LaHood: A Text-and-Drive “Epidemic”

Fed campaign compared one against drinking and driving

Transportation Secretary Ray LaHood plans recommendations for Congress, safety groups, educators and regulators after a “Distracted Driving Summit” in Washington on Wednesday and Thursday that’s taking aim at texting-while-driving.

The administration plans to announce a number of concrete actions at the end of the summit. One of those could include a rule that would affect commercial truck drivers.

LaHood said his goal is to “have a very loud public discussion over the next day and a half about the epidemic in our country of people texting while driving, and the fatalities and the injuries that are caused from that.”

The secretary said he plans “to have strong recommendations coming forth from the summit and working with Congress on really trying to solve this problem.”

“I don’t think that many people take it seriously,” LaHood said in a telephone interview. “I drive all over Washington and I see people on cellphones. I see people texting. I see people doing all kinds of things.”
The administration does not support any particular legislation, and is not going to immediately push for its own bill, an aide said.

LaHood said he sees his “public information and public education” campaign as “not dissimilar to what we have done in this country to solve the driving while drinking problem with .08 now as the standard, and the use of seatbelts.”

“At one point, law enforcement people and others didn’t take it seriously and so average, ordinary citizens stepped up and said something has to be done,” he said.

“It took a long time to do that.
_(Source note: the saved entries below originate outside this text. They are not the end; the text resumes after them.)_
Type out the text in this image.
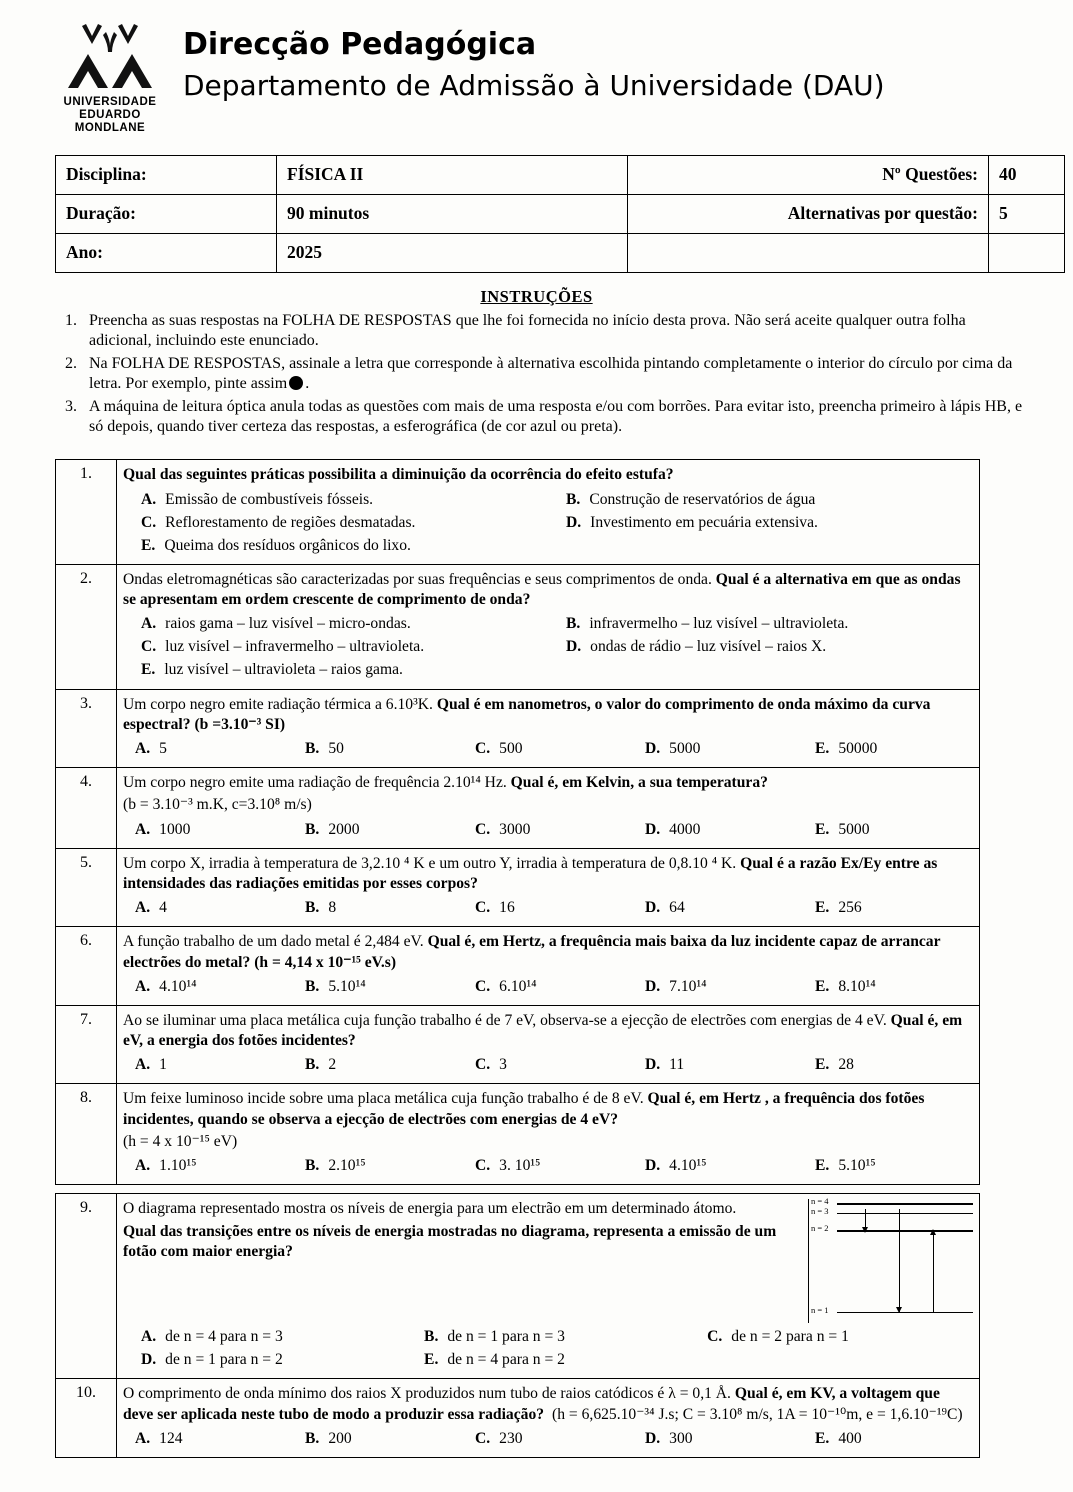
UNIVERSIDADE
EDUARDO
MONDLANE
Direcção Pedagógica
Departamento de Admissão à Universidade (DAU)
Disciplina:	FÍSICA II	Nº Questões:	40
Duração:	90 minutos	Alternativas por questão:	5
Ano:	2025		
INSTRUÇÕES
1. Preencha as suas respostas na FOLHA DE RESPOSTAS que lhe foi fornecida no início desta prova. Não será aceite qualquer outra folha adicional, incluindo este enunciado.
2. Na FOLHA DE RESPOSTAS, assinale a letra que corresponde à alternativa escolhida pintando completamente o interior do círculo por cima da letra. Por exemplo, pinte assim .
3. A máquina de leitura óptica anula todas as questões com mais de uma resposta e/ou com borrões. Para evitar isto, preencha primeiro à lápis HB, e só depois, quando tiver certeza das respostas, a esferográfica (de cor azul ou preta).
1.	Qual das seguintes práticas possibilita a diminuição da ocorrência do efeito estufa?
A. Emissão de combustíveis fósseis.	B. Construção de reservatórios de água
C. Reflorestamento de regiões desmatadas.	D. Investimento em pecuária extensiva.
E. Queima dos resíduos orgânicos do lixo.

2.	Ondas eletromagnéticas são caracterizadas por suas frequências e seus comprimentos de onda. Qual é a alternativa em que as ondas se apresentam em ordem crescente de comprimento de onda?
A. raios gama – luz visível – micro-ondas.	B. infravermelho – luz visível – ultravioleta.
C. luz visível – infravermelho – ultravioleta.	D. ondas de rádio – luz visível – raios X.
E. luz visível – ultravioleta – raios gama.

3.	Um corpo negro emite radiação térmica a 6.10³K. Qual é em nanometros, o valor do comprimento de onda máximo da curva espectral? (b =3.10⁻³ SI)
A. 5	B. 50	C. 500	D. 5000	E. 50000

4.	Um corpo negro emite uma radiação de frequência 2.10¹⁴ Hz. Qual é, em Kelvin, a sua temperatura?
(b = 3.10⁻³ m.K, c=3.10⁸ m/s)
A. 1000	B. 2000	C. 3000	D. 4000	E. 5000

5.	Um corpo X, irradia à temperatura de 3,2.10 ⁴ K e um outro Y, irradia à temperatura de 0,8.10 ⁴ K. Qual é a razão Ex/Ey entre as intensidades das radiações emitidas por esses corpos?
A. 4	B. 8	C. 16	D. 64	E. 256

6.	A função trabalho de um dado metal é 2,484 eV. Qual é, em Hertz, a frequência mais baixa da luz incidente capaz de arrancar electrões do metal? (h = 4,14 x 10⁻¹⁵ eV.s)
A. 4.10¹⁴	B. 5.10¹⁴	C. 6.10¹⁴	D. 7.10¹⁴	E. 8.10¹⁴

7.	Ao se iluminar uma placa metálica cuja função trabalho é de 7 eV, observa-se a ejecção de electrões com energias de 4 eV. Qual é, em eV, a energia dos fotões incidentes?
A. 1	B. 2	C. 3	D. 11	E. 28

8.	Um feixe luminoso incide sobre uma placa metálica cuja função trabalho é de 8 eV. Qual é, em Hertz , a frequência dos fotões incidentes, quando se observa a ejecção de electrões com energias de 4 eV?
(h = 4 x 10⁻¹⁵ eV)
A. 1.10¹⁵	B. 2.10¹⁵	C. 3. 10¹⁵	D. 4.10¹⁵	E. 5.10¹⁵

9.	O diagrama representado mostra os níveis de energia para um electrão em um determinado átomo.
Qual das transições entre os níveis de energia mostradas no diagrama, representa a emissão de um fotão com maior energia?
n = 4
n = 3
n = 2
n = 1
A. de n = 4 para n = 3	B. de n = 1 para n = 3	C. de n = 2 para n = 1
D. de n = 1 para n = 2	E. de n = 4 para n = 2

10.	O comprimento de onda mínimo dos raios X produzidos num tubo de raios catódicos é λ = 0,1 Å. Qual é, em KV, a voltagem que deve ser aplicada neste tubo de modo a produzir essa radiação? (h = 6,625.10⁻³⁴ J.s; C = 3.10⁸ m/s, 1A = 10⁻¹⁰m, e = 1,6.10⁻¹⁹C)
A. 124	B. 200	C. 230	D. 300	E. 400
But until you have a very serious public conversation about these matters and everybody realizes it’s a serious issue, it’s identified as an epidemic, then we’ll being to deal with it.”
LaHood said that when he’s driving, “I put my BlackBerry in my glove compartment. I think we’re all tempted, but we have to create means for not doing these things. And what I do is put it in a little middle glove compartment in my old Buick.”

LaHood said he wants to “get every driver’s training program to really make this a part of their teaching — that you can’t use your BlackBerry, you can’t use your cellphone, keep both hands on the wheel and straight ahead.”

“That is a recommendation that could come out: that every driver’s training program has to teach teenagers that they can’t be texting on a BlackBerry or a cellphone,” he said.

The summit will feature an appearance by some teenagers who’ve been involved in accidents where fatalities occurred, and some where serious injuries occurred

“We’re going to work with Congress on trying to solve this problem the way that Congress dealt with stakeholder groups in the past, on .08 and on seat belts,” LaHood said. “I don’t know what the final outcome of that will be except that I think there will be a bill that we will with Congress to get passed to really address this distracted-driving situation. We’re going to solve it. We’re going to do it with Congress. Or we’re going to do it with stakeholders … safety groups, groups similar to MADD.”